Jig (Casting & Pitching) Fishing on Carlyle Lake
Carlyle Lake · Illinois · Midwest
Carlyle Lake sits in Clinton County in Southern Illinois, impounded on the Kaskaskia River in the 1960s, covering approximately 26,000 surface acres when full. The fishery blends wide-open main-lake flats with flooded timber, laydown-lined creek arms, riprap causeways, and shallow grass pockets — a structural mix that supports a healthy largemouth population with occasional quality smallmouth in cleaner water near the dam. Clarity runs stained to slightly murky most of the year, improving near the dam pool and turning coffee-colored in the upper creek arms after significant rainfall.
A lead or tungsten head with a weed guard, skirt, and soft plastic trailer. Fished on the bottom by pitching, casting, or slow-rolling. The jig imitates crawfish and bottom-dwelling forage. More big bass have been caught on jigs than any other lure category — it's the lure that separates serious anglers.
Jig (Casting & Pitching) Setup for Carlyle Lake
| Rod | 7'–7'3" medium-heavy casting rod, fast action |
| Reel | 7.1:1 baitcaster |
| Line | 15–20 lb fluorocarbon (cover) or 50 lb braid (heavy grass) |
| Weight | 3/8 oz standard; 1/2–3/4 oz in wind or deep; 1/4 oz finesse |
| Hook | Built-in, typically 4/0–5/0 |
Seasonal Tactics on Carlyle Lake
Lake: Pre-spawn largemouth push into shallow creek arms and flooded timber flats as water temps climb through the mid-50s into the low 60s, staging on the first hard bottom or gravel transitions they can find. A 3/8 oz War Eagle spinnerbait or a swimbait crawled along the 5–8 ft transition is a consistent producer before fish move up to beds in back pockets and timber edges.

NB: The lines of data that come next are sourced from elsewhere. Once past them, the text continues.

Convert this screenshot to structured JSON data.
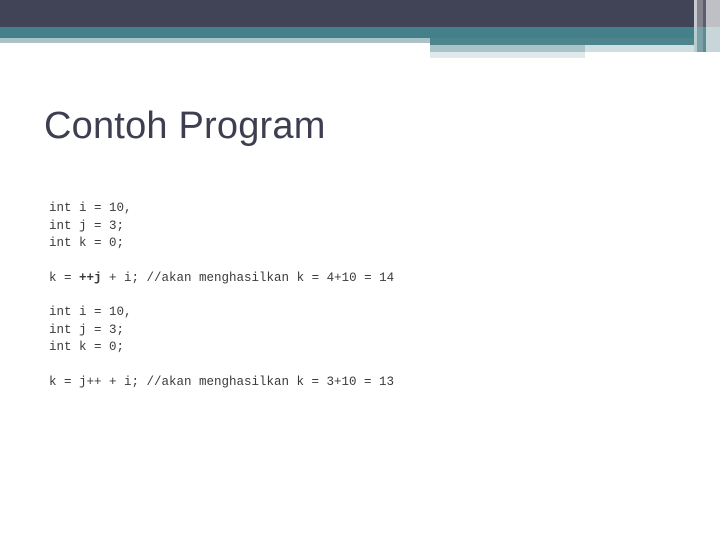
{
  "slide": {
    "title": "Contoh Program",
    "theme": {
      "dark_band": "#414357",
      "teal_band": "#43808a",
      "pale_band": "#a9c3c8",
      "faint_band": "#dfeaec",
      "title_color": "#3d3f51",
      "code_color": "#3a3a3a",
      "background": "#ffffff"
    }
  },
  "code": {
    "groups": [
      {
        "name": "declaration-block-1",
        "lines": [
          {
            "pre": "int i = 10,",
            "bold": "",
            "post": ""
          },
          {
            "pre": "int j = 3;",
            "bold": "",
            "post": ""
          },
          {
            "pre": "int k = 0;",
            "bold": "",
            "post": ""
          }
        ]
      },
      {
        "name": "pre-increment-statement",
        "lines": [
          {
            "pre": "k = ",
            "bold": "++j",
            "post": " + i; //akan menghasilkan k = 4+10 = 14"
          }
        ]
      },
      {
        "name": "declaration-block-2",
        "lines": [
          {
            "pre": "int i = 10,",
            "bold": "",
            "post": ""
          },
          {
            "pre": "int j = 3;",
            "bold": "",
            "post": ""
          },
          {
            "pre": "int k = 0;",
            "bold": "",
            "post": ""
          }
        ]
      },
      {
        "name": "post-increment-statement",
        "lines": [
          {
            "pre": "k = j++ + i; //akan menghasilkan k = 3+10 = 13",
            "bold": "",
            "post": ""
          }
        ]
      }
    ]
  }
}
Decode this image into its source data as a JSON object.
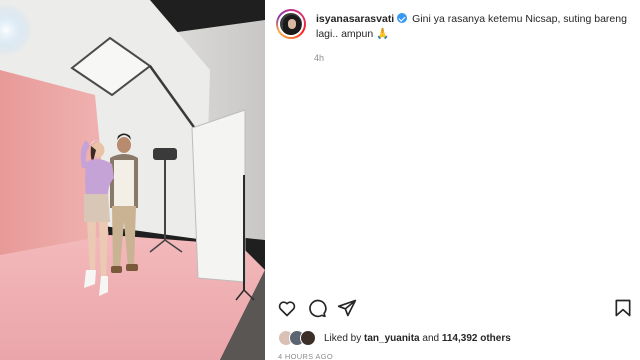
{
  "post": {
    "username": "isyanasarasvati",
    "verified": true,
    "caption": "Gini ya rasanya ketemu Nicsap, suting bareng lagi.. ampun 🙏",
    "time_ago": "4h"
  },
  "likes": {
    "prefix": "Liked by",
    "user": "tan_yuanita",
    "connector": "and",
    "count": "114,392 others"
  },
  "timestamp": "4 HOURS AGO",
  "icons": {
    "like": "heart-icon",
    "comment": "comment-icon",
    "share": "paper-plane-icon",
    "save": "bookmark-icon"
  },
  "colors": {
    "verified_badge": "#3897f0",
    "secondary_text": "#8e8e8e",
    "backdrop_pink": "#e7a3a3"
  }
}
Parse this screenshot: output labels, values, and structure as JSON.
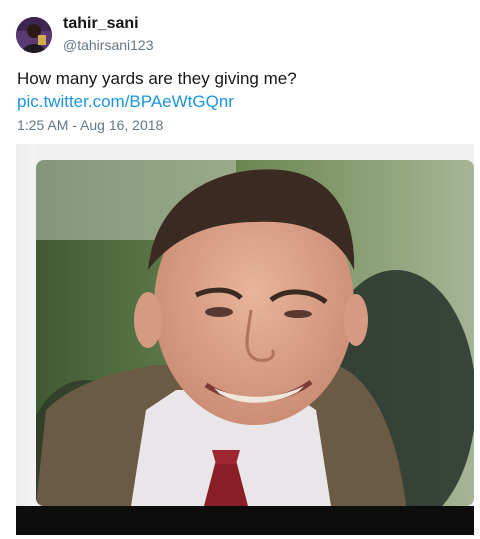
{
  "tweet": {
    "display_name": "tahir_sani",
    "username": "@tahirsani123",
    "text": "How many yards are they giving me?",
    "link": "pic.twitter.com/BPAeWtGQnr",
    "timestamp": "1:25 AM - Aug 16, 2018"
  },
  "colors": {
    "link": "#1b95e0",
    "secondary_text": "#657786",
    "primary_text": "#14171a"
  }
}
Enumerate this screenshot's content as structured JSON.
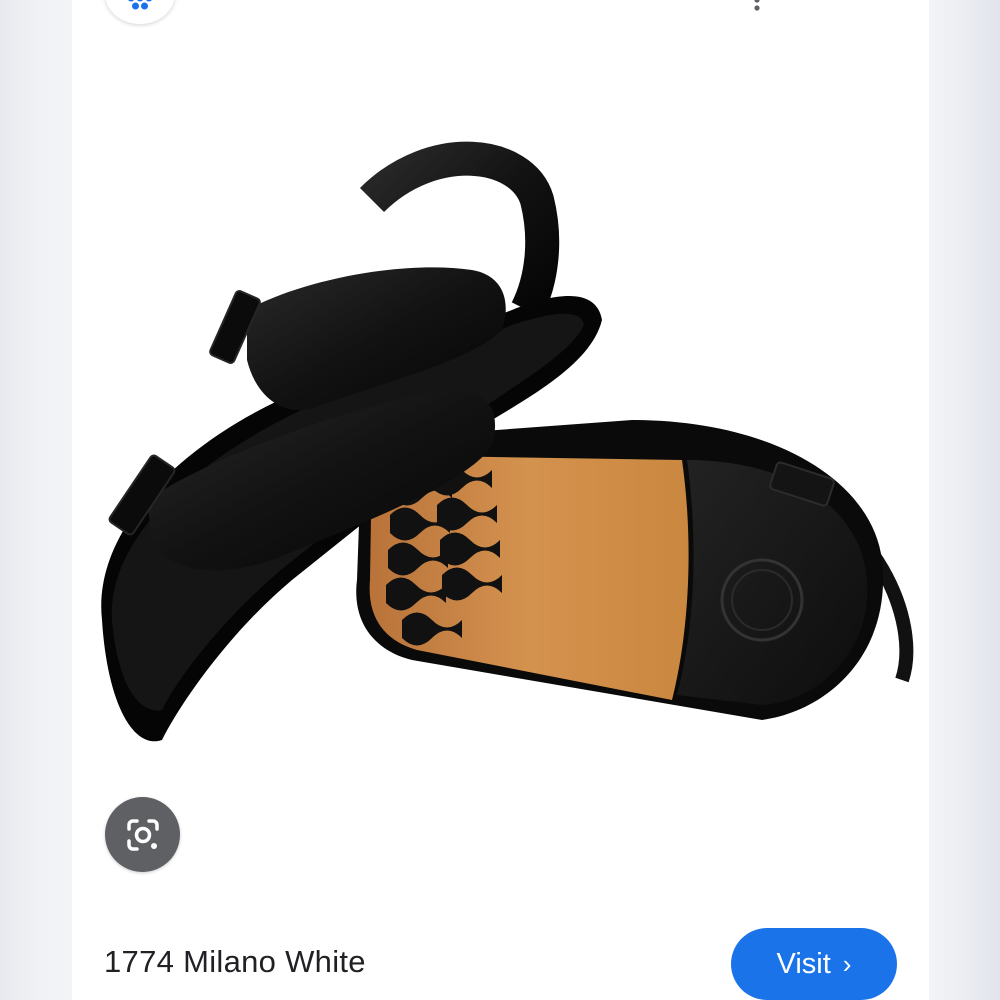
{
  "product": {
    "title": "1774 Milano White",
    "image_alt": "Black two-strap sandal with back strap and tan footbed sole"
  },
  "actions": {
    "visit_label": "Visit",
    "visit_chevron": "›"
  },
  "icons": {
    "source_logo": "source-logo-icon",
    "more": "more-vert-icon",
    "close": "close-icon",
    "lens": "google-lens-icon"
  },
  "colors": {
    "accent": "#1a73e8",
    "lens_bg": "#5f6063",
    "text": "#202124"
  }
}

Jig (Casting & Pitching): Pre-spawn is prime season — pitch brown/green pumpkin jig to 45° bank transitions and rocky points.
Lake: Post-spawn fish scatter but consolidate again around main-lake brush piles in 15–22 ft once the thermocline locks in — local anglers drop marker buoys on specific piles and fish them vertically with a drop shot or a 3/4 oz football jig. Surface schooling activity over the main lake flats picks up by late August when shad start balling up ahead of the fall transition.
Jig (Casting & Pitching): Football jig on offshore ledges 15–30 feet. Swimming jig around grass edges at dawn.
Lake: Shad migration into the upper creek arms pulls largemouth shallow through October, with walking baits like the Heddon Super Spook Jr. and 3/8 oz lipless crankbaits producing aggressive reaction strikes in 3–8 ft of water. Fish typically follow the baitfish tightly, so mobility — running creek arm to creek arm until active fish are located — outperforms anchoring on a single spot.
Jig (Casting & Pitching): Swim a jig around baitfish schools near points and flats. Shad trailer colors in fall.
Lake: Carlyle's bass fishing slows considerably in January and February, but the deeper timber edges and channel swings in 18–25 ft hold suspended fish catchable on a blade bait like a 1/2 oz Silver Buddy worked with a lift-drop cadence. Water temps in the upper teens Celsius aren't uncommon near the dam pool, and those fish require a slower, more deliberate approach than most visitors offer.
Jig (Casting & Pitching): Slowest presentation — drag a 3/8 oz football jig on deep hard bottom. Barely move it.
Best Conditions
All seasons, all depths, all cover types; most effective in 50–70°F water; excellent in pre-spawn and when fish are on hard bottom
Match trailer to conditions: craw trailer in cold water (slower fall, bigger profile), swimbait trailer when swimming, chunk trailer for flipping.